Rich Lowry writes an article today in which he imagines all liberals to be essentially the same person, and that "person" is hypocritical because he seems to have two different opinions on the issues.
Perhaps an example would demonstrate to Mr. Lowry the folly of this argument. Take Ms. Moderate Liberal and Mr. Less Moderate Liberal. Ms. Moderate Liberal says, "Well, invading Iraq might have been an ok idea, but the way he went about it unilaterally and without the support of the UN, well that wasn't very smart." Mr. Less Moderate Liberal says, "Are you kidding? Invading Iraq was always a bad idea, and we should never have done it, particularly since Iraq was no threat to the United States." Mr. Lowry, evesdropping on this conversation and unable to tell two liberals appart, assumes hypocricy on both parts.
But of course Mr. Lowry hardly needs to go to the trouble of listening to what liberals say when he can just make stuff up. Take this section. "If he restrains government spending, he's heartless. If he supports government spending, he's bankrupting the nation and robbing from future generations."

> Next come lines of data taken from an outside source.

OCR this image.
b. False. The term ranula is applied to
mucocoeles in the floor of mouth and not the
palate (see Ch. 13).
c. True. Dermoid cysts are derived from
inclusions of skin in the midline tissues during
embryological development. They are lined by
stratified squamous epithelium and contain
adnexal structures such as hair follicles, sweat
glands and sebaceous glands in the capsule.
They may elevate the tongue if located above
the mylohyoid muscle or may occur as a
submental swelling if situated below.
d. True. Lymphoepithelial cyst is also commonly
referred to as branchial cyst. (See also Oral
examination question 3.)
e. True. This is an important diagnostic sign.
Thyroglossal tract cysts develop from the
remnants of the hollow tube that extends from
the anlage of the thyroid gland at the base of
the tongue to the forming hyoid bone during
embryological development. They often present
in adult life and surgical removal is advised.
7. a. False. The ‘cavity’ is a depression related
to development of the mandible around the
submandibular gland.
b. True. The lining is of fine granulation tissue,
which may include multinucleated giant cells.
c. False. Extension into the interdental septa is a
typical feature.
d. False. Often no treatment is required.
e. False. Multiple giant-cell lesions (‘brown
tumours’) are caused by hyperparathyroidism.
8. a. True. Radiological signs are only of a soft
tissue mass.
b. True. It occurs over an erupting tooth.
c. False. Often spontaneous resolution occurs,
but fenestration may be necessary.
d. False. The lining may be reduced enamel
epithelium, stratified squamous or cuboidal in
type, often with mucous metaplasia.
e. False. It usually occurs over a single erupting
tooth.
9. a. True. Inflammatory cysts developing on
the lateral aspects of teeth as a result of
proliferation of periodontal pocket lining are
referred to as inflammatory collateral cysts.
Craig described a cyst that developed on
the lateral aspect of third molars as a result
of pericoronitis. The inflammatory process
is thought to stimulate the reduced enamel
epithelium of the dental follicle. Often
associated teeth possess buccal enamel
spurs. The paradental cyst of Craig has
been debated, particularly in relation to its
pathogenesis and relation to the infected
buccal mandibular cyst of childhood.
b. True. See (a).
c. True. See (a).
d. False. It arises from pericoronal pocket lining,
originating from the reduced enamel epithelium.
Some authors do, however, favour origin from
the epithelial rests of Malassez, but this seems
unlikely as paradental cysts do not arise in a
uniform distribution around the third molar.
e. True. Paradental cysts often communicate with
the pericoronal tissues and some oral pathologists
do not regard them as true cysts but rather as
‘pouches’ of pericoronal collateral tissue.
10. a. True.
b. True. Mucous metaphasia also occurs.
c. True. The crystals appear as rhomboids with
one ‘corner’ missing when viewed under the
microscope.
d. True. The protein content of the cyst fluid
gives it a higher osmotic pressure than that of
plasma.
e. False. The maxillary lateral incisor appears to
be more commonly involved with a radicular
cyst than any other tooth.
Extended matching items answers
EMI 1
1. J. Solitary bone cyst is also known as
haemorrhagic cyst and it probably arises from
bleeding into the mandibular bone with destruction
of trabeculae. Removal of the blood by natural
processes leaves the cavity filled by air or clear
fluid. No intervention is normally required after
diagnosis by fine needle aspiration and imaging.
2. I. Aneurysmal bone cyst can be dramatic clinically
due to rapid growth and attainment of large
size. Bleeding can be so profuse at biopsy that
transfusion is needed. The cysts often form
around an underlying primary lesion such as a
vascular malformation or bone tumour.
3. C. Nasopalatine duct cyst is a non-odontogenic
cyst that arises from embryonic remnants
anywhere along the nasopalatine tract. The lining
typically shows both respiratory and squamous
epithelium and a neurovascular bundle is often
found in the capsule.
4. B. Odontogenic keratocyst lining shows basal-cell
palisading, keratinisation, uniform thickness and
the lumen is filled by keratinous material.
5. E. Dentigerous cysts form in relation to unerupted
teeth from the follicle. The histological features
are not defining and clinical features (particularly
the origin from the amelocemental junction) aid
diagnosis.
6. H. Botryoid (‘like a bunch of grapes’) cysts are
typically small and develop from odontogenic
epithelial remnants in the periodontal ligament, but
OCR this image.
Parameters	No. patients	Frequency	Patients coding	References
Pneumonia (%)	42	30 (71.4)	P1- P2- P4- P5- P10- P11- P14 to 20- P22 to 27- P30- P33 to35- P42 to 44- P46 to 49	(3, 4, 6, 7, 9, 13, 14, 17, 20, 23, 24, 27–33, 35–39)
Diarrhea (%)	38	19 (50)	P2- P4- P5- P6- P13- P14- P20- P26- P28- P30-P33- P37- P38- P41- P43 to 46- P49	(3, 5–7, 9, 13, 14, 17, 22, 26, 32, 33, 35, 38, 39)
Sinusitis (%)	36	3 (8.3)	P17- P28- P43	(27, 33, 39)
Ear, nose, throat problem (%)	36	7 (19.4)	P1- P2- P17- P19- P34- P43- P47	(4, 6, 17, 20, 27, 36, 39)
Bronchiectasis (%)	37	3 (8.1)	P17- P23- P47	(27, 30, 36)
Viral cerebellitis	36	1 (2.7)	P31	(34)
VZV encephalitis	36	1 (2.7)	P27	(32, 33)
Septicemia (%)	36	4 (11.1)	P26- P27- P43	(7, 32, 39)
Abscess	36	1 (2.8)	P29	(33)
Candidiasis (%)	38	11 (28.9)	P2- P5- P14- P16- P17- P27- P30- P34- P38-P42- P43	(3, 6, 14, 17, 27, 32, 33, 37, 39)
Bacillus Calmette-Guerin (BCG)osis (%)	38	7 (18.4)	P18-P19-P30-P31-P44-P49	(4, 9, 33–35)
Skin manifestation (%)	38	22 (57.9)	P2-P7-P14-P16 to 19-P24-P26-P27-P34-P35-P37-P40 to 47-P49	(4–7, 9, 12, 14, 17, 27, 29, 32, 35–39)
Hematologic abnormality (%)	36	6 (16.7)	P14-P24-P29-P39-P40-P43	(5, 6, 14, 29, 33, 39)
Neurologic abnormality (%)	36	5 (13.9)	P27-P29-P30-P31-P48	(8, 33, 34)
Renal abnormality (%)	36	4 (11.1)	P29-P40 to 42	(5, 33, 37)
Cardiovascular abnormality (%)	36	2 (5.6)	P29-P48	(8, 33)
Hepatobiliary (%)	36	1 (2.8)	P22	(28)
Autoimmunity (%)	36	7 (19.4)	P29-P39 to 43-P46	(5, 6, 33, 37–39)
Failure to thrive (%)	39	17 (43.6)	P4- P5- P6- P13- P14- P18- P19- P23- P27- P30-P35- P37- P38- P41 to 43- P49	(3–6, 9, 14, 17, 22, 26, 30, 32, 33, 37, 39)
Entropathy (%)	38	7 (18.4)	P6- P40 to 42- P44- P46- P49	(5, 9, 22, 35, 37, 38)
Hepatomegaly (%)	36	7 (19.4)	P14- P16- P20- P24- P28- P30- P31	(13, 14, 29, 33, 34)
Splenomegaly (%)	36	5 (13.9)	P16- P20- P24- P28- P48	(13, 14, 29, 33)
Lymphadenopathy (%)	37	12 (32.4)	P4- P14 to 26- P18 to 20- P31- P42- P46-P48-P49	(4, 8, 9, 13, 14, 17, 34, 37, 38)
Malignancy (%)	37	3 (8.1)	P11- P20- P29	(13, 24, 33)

Of course, I need hardly point out that while Liberals are critical of President Bush's failure to keep much control over spending, of far more concern are his tax cuts, which are a much larger part of the equation in figuring out how high the deficit is going to go. Mr. Lowry chooses not to spend much time on taxes in his little essay.
Mr. Lowry is, of course, no stranger to how a President can inspire some intemperate comments; I think we all remember how sensible the Republicans were during the Clinton Years.